On Tuesday, Norcross filed suit in Mercer County Superior Court with his team of attorneys, joined as plaintiffs by four associated companies and nonprofits, and law firm Parker McKay of Mount Laurel, where brother Philip Norcross is managing partner and CEO. The suit charges that the Murphy-appointed tax incentive task force runs afoul of the law.

The plaintiffs have have hired several high-powered attorneys of their own on the case, including former Homeland Security Secretary Michael Chertoff; former federal judge and New Jersey U.S. Attorney Herbert Stern; and attorneys Michael Critchley, Kevin Marino and William Tambussi.

The suit contends Murphy didn't have the authority to create the special task force investigating the EDA, and that Murphy approved “the retention and payment of New York lawyers who proceeded to commence and conduct an investigation in violation of multiple provisions of New Jersey law.”

The plaintiffs claim in the complaint that they “have made an enormous investment in the revitalization of Camden, one of America's poorest cities, have been falsely and publicly accused of misconduct regarding the tax incentives that lawfully attend such investment and have been denied a fair opportunity to refute those defamatory accusations.”

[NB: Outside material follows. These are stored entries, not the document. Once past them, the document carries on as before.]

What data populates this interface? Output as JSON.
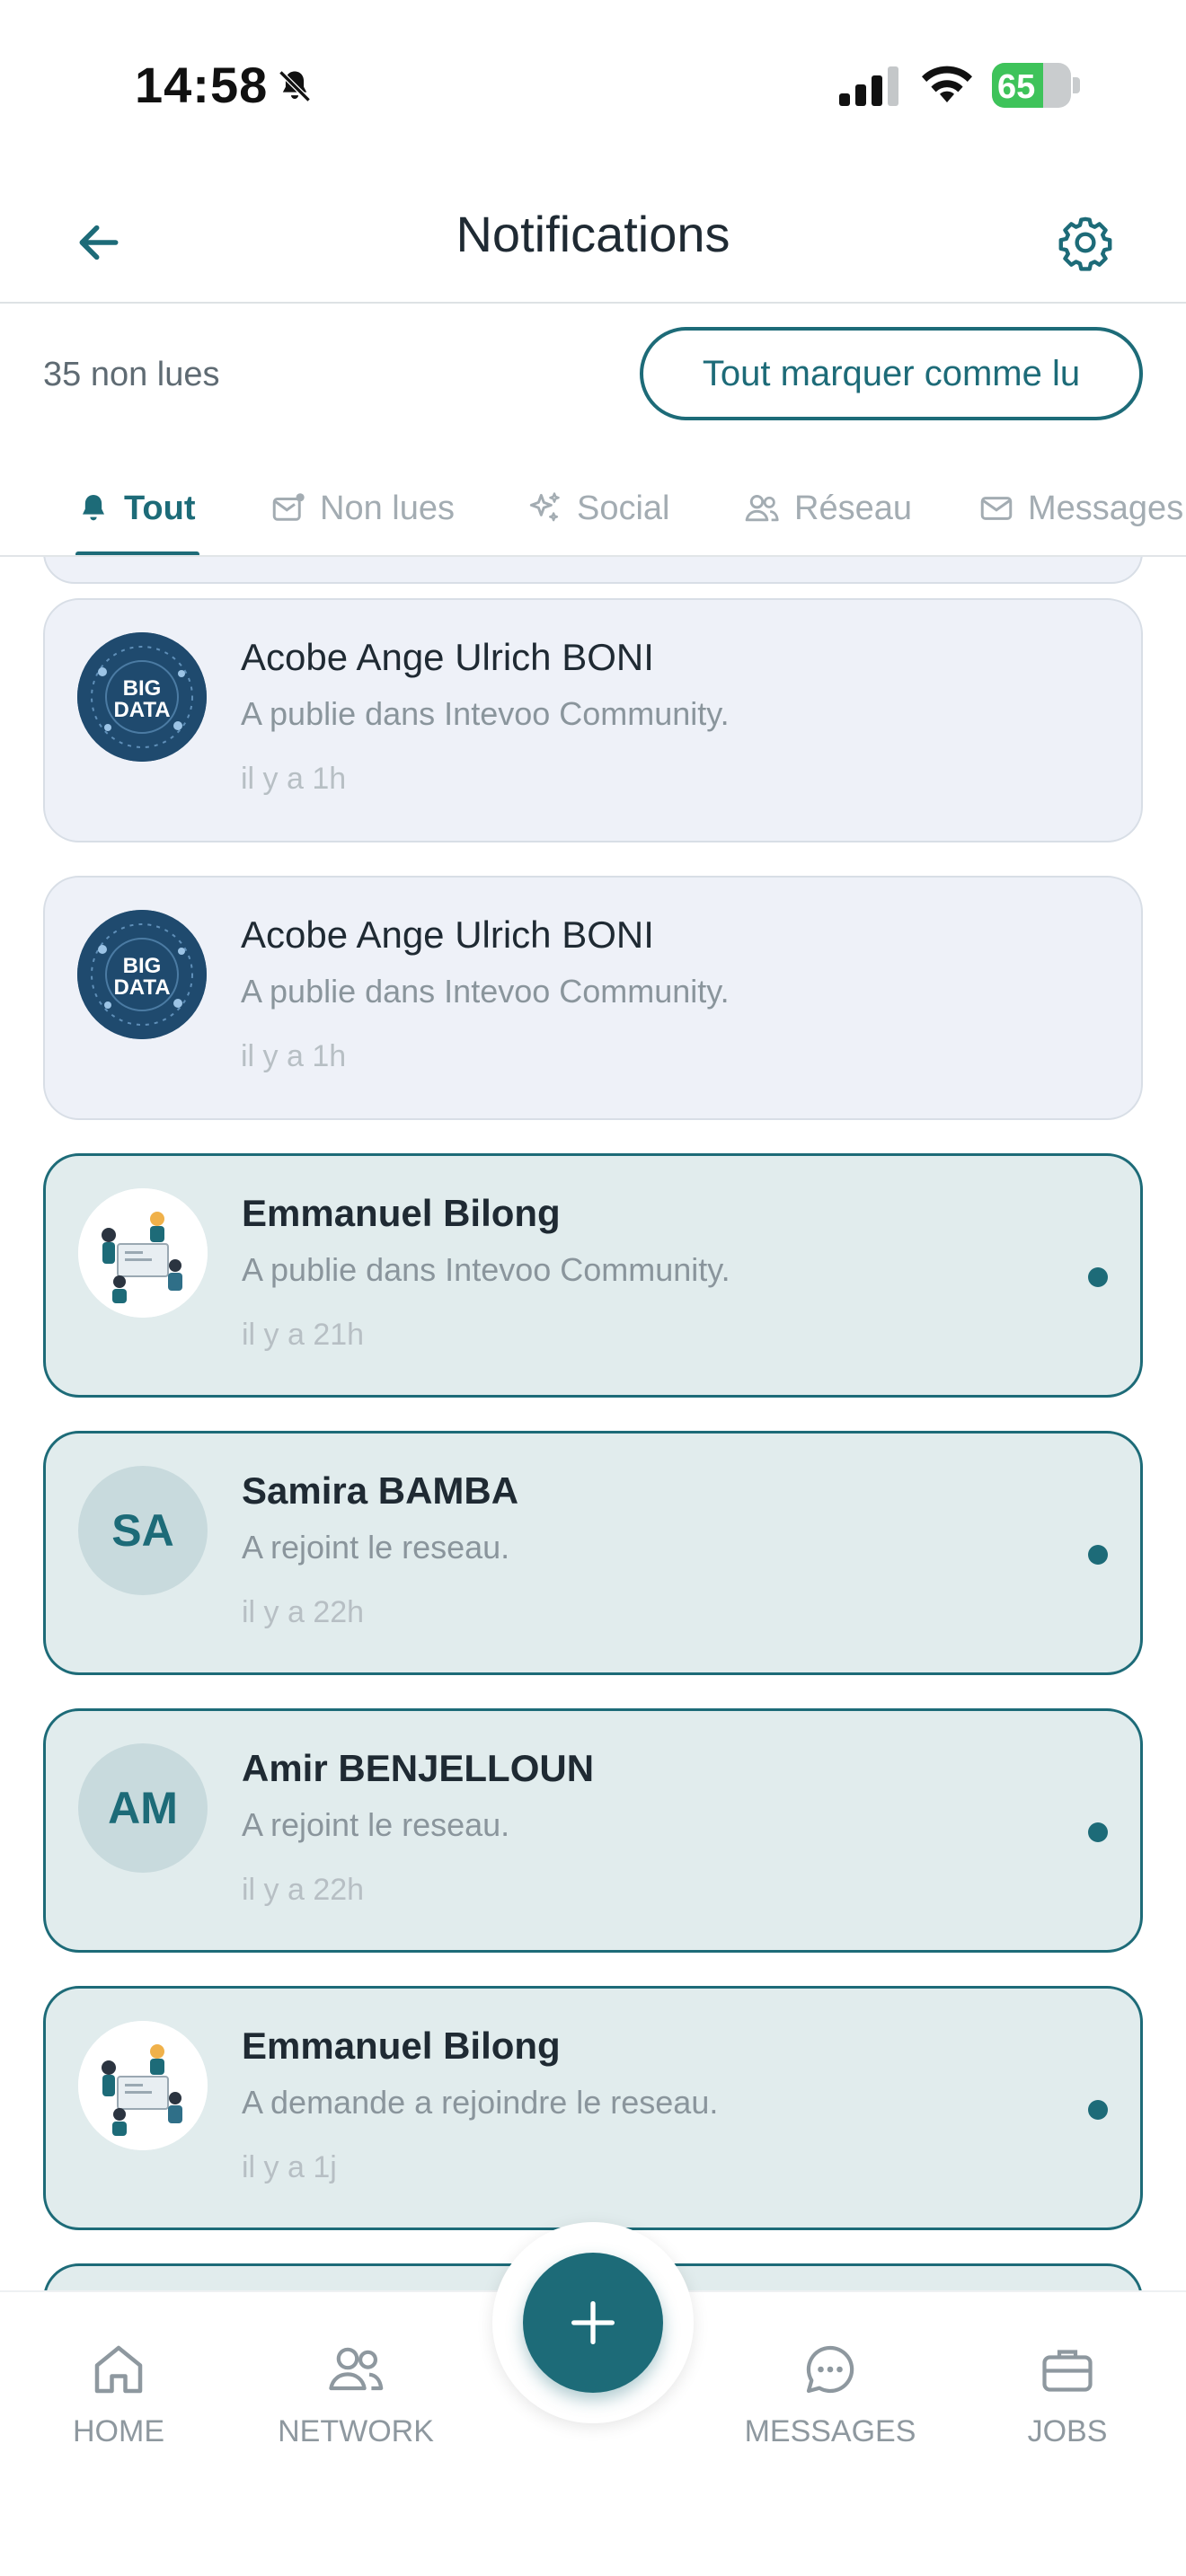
{
  "status_bar": {
    "time": "14:58",
    "battery": "65",
    "battery_level": 0.65
  },
  "header": {
    "title": "Notifications",
    "back_icon": "arrow-left-icon",
    "settings_icon": "gear-icon"
  },
  "subheader": {
    "unread_count": "35 non lues",
    "mark_all_label": "Tout marquer comme lu"
  },
  "tabs": [
    {
      "label": "Tout",
      "icon": "bell-icon",
      "active": true
    },
    {
      "label": "Non lues",
      "icon": "mail-dot-icon",
      "active": false
    },
    {
      "label": "Social",
      "icon": "sparkles-icon",
      "active": false
    },
    {
      "label": "Réseau",
      "icon": "users-icon",
      "active": false
    },
    {
      "label": "Messages",
      "icon": "envelope-icon",
      "active": false
    }
  ],
  "notifications": [
    {
      "name": "Acobe Ange Ulrich BONI",
      "message": "A publie dans Intevoo Community.",
      "time": "il y a 1h",
      "unread": false,
      "avatar": "bigdata-image",
      "avatar_text": "BIG DATA"
    },
    {
      "name": "Acobe Ange Ulrich BONI",
      "message": "A publie dans Intevoo Community.",
      "time": "il y a 1h",
      "unread": false,
      "avatar": "bigdata-image",
      "avatar_text": "BIG DATA"
    },
    {
      "name": "Emmanuel Bilong",
      "message": "A publie dans Intevoo Community.",
      "time": "il y a 21h",
      "unread": true,
      "avatar": "illustration-image"
    },
    {
      "name": "Samira BAMBA",
      "message": "A rejoint le reseau.",
      "time": "il y a 22h",
      "unread": true,
      "avatar": "initials",
      "initials": "SA"
    },
    {
      "name": "Amir BENJELLOUN",
      "message": "A rejoint le reseau.",
      "time": "il y a 22h",
      "unread": true,
      "avatar": "initials",
      "initials": "AM"
    },
    {
      "name": "Emmanuel Bilong",
      "message": "A demande a rejoindre le reseau.",
      "time": "il y a 1j",
      "unread": true,
      "avatar": "illustration-image"
    }
  ],
  "bottom_nav": {
    "items": [
      {
        "label": "HOME",
        "icon": "home-icon"
      },
      {
        "label": "NETWORK",
        "icon": "users-icon"
      },
      {
        "label": "MESSAGES",
        "icon": "chat-icon"
      },
      {
        "label": "JOBS",
        "icon": "briefcase-icon"
      }
    ],
    "fab_icon": "plus-icon"
  },
  "colors": {
    "accent": "#1d6b78",
    "unread_bg": "#e1eced",
    "read_bg": "#eef1f8"
  }
}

Norcross, an insurance executive at Conner Strong & Buckelew and the chairman of the board of trustees of Cooper Health System, is considered one of the most powerful figures in the state with vast sway over the South Jersey delegation and close ties to Senate President Stephen Sweeney, D-Gloucester, whose political career he has nurtured and supported.

When Murphy announced the formation of the task force after articles in the New York Times and WNYC painted unflattering portraits of Norcross' involvement with the EDA tax incentives programs, Sweeney's relationship with Murphy turned frosty.

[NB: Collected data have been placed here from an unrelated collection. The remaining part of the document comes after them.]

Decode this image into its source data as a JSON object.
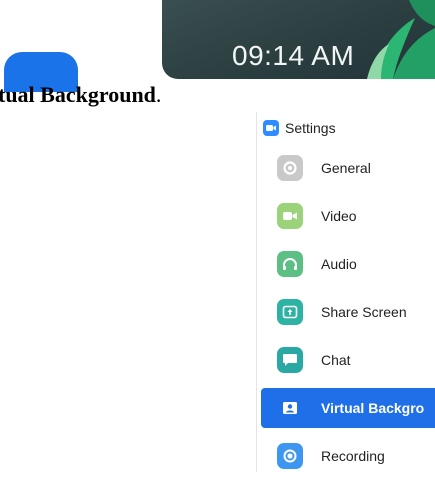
{
  "clock": {
    "time": "09:14 AM"
  },
  "caption": {
    "bold_text": "tual Background",
    "suffix": "."
  },
  "settings": {
    "title": "Settings",
    "items": [
      {
        "label": "General",
        "icon": "gear-icon",
        "color": "#c9c9c9"
      },
      {
        "label": "Video",
        "icon": "video-camera-icon",
        "color": "#9bd37a"
      },
      {
        "label": "Audio",
        "icon": "headphones-icon",
        "color": "#5cbf83"
      },
      {
        "label": "Share Screen",
        "icon": "share-screen-icon",
        "color": "#2db2a4"
      },
      {
        "label": "Chat",
        "icon": "chat-bubble-icon",
        "color": "#2aa8a4"
      },
      {
        "label": "Virtual Backgro",
        "icon": "virtual-background-icon",
        "color": "#1e6fe8",
        "active": true
      },
      {
        "label": "Recording",
        "icon": "recording-icon",
        "color": "#3d97f0"
      }
    ]
  },
  "colors": {
    "accent": "#1e6fe8",
    "banner": "#2b3e40"
  }
}
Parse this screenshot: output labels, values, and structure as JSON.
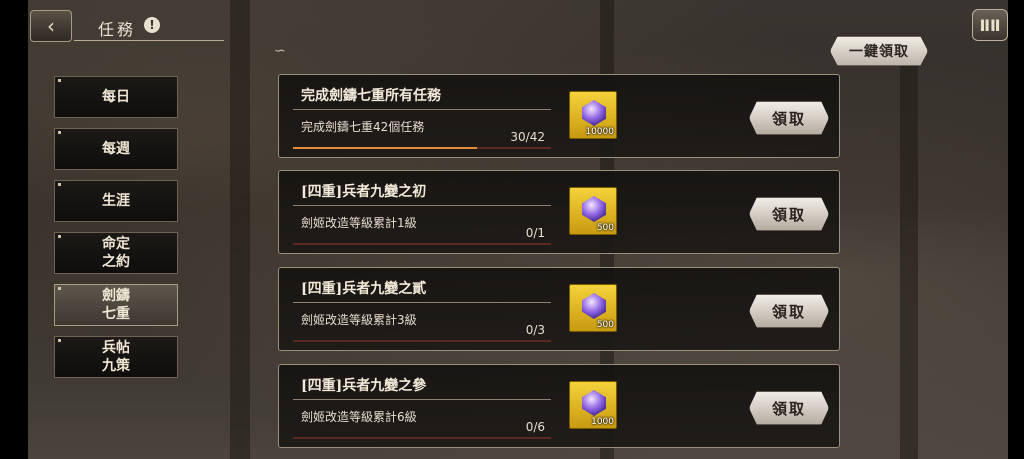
{
  "header": {
    "title": "任務",
    "info_icon": "!",
    "back_icon": "back-arrow",
    "menu_icon": "menu-grid",
    "claim_all_label": "一鍵領取"
  },
  "sidebar": {
    "tabs": [
      {
        "label": "每日",
        "active": false
      },
      {
        "label": "每週",
        "active": false
      },
      {
        "label": "生涯",
        "active": false
      },
      {
        "label": "命定\n之約",
        "active": false
      },
      {
        "label": "劍鑄\n七重",
        "active": true
      },
      {
        "label": "兵帖\n九策",
        "active": false
      }
    ]
  },
  "quests": [
    {
      "title": "完成劍鑄七重所有任務",
      "desc": "完成劍鑄七重42個任務",
      "progress": "30/42",
      "progress_fraction": 0.714,
      "reward_amount": "10000",
      "claim_label": "領取"
    },
    {
      "title": "[四重]兵者九變之初",
      "desc": "劍姬改造等級累計1級",
      "progress": "0/1",
      "progress_fraction": 0,
      "reward_amount": "500",
      "claim_label": "領取"
    },
    {
      "title": "[四重]兵者九變之貳",
      "desc": "劍姬改造等級累計3級",
      "progress": "0/3",
      "progress_fraction": 0,
      "reward_amount": "500",
      "claim_label": "領取"
    },
    {
      "title": "[四重]兵者九變之參",
      "desc": "劍姬改造等級累計6級",
      "progress": "0/6",
      "progress_fraction": 0,
      "reward_amount": "1000",
      "claim_label": "領取"
    }
  ],
  "colors": {
    "progress_fill": "#e48a3a",
    "progress_track": "#5a2a22",
    "reward_bg": "#f4d23a"
  }
}
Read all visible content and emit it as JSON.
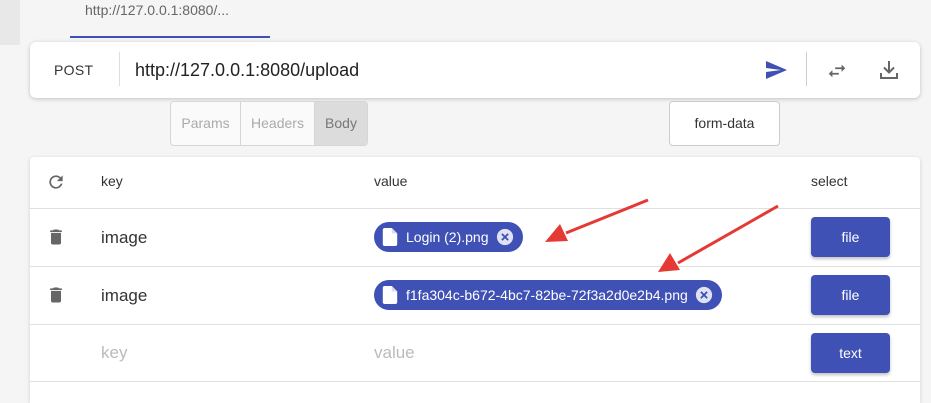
{
  "tab": {
    "label": "http://127.0.0.1:8080/..."
  },
  "request": {
    "method": "POST",
    "url": "http://127.0.0.1:8080/upload"
  },
  "body_tabs": [
    {
      "label": "Params",
      "active": false
    },
    {
      "label": "Headers",
      "active": false
    },
    {
      "label": "Body",
      "active": true
    }
  ],
  "body_type": "form-data",
  "table": {
    "headers": {
      "key": "key",
      "value": "value",
      "select": "select"
    },
    "rows": [
      {
        "key": "image",
        "value": "Login (2).png",
        "select": "file"
      },
      {
        "key": "image",
        "value": "f1fa304c-b672-4bc7-82be-72f3a2d0e2b4.png",
        "select": "file"
      }
    ],
    "new_row": {
      "key_placeholder": "key",
      "value_placeholder": "value",
      "select": "text"
    }
  },
  "colors": {
    "accent": "#3f51b5",
    "annotation_arrow": "#e53935"
  },
  "icons": [
    "send-icon",
    "swap-icon",
    "download-icon",
    "refresh-icon",
    "delete-icon",
    "file-icon",
    "remove-icon"
  ]
}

According to the WNYC story, the Norcross family leveraged its access to top state officials to advance the interests of clients and friends allied with the political leader to win the coveted tax incentive packages from the New Jersey Economic Development Authority.

It has been speculated that deal-making in Trenton has come to a virtual standstill in the last few weeks because of the Murphy-Norcross feud, where key bills such as legislation to legalize recreational use marijuana for those over 21 – a key Murphy campaign promise -  have fallen by the wayside.

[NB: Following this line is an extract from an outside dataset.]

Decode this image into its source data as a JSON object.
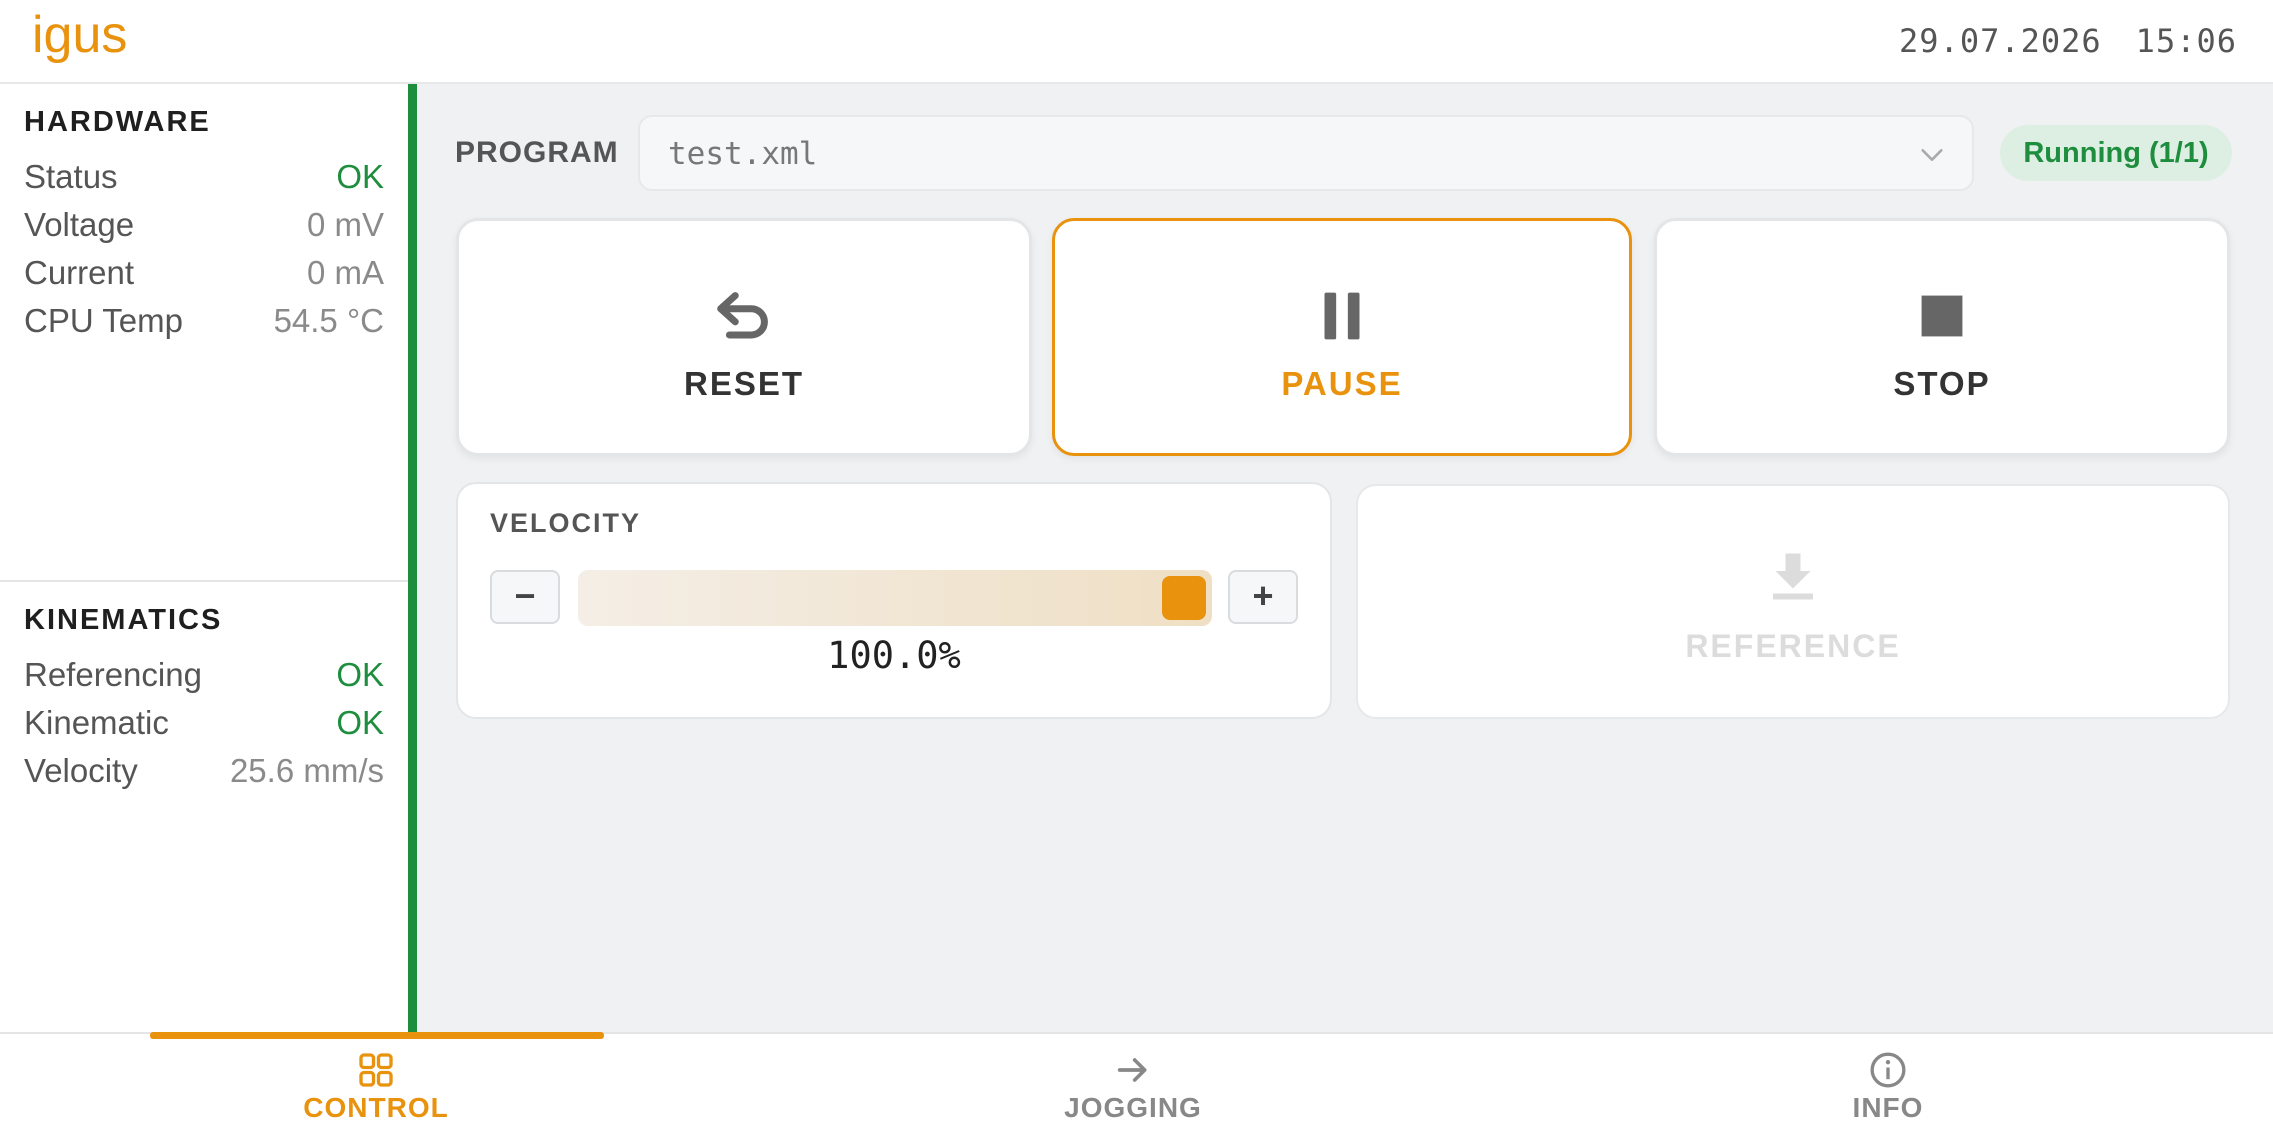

Sweeney held a hastily called press conference earlier this month to announce his upper chamber didn't have the 21 votes needed for passing recreational marijuana, and therefore the issue would most likely end up on the 2020 ballot as a referendum vote.

Sweeney placed some of the blame squarely on Murphy's announcing the expansion of medical marijuana as killing the recreational bill's chances of getting passed during this legislative calendar year.

When asked about criticism of his perceived lack of effort in lining up the necessary votes in his chamber as Senate president, Sweeney pounced on the question and said, “What votes did the governor deliver to me? Zero.”

On May 17, four days after Sweeney established his own task force to examine the same tax incentive programs, a lawyer for the Senate Democrats, Leon Sokol, sent a letter demanding emails, documents and text messages be retained by Murphy's own task force, according to Politico.

Sokol told Politico that the purpose of the request was so Sweeney's task force wouldn't duplicate efforts of the Murphy task force.

The day before, Tambussi mailed directly to the governor's home in Middletown and to the homes of members of his task force, including task force chairman Ronald Chen, letters demanding they preserve all records and documents connected to the EDA tax incentive programs, nj.com reported.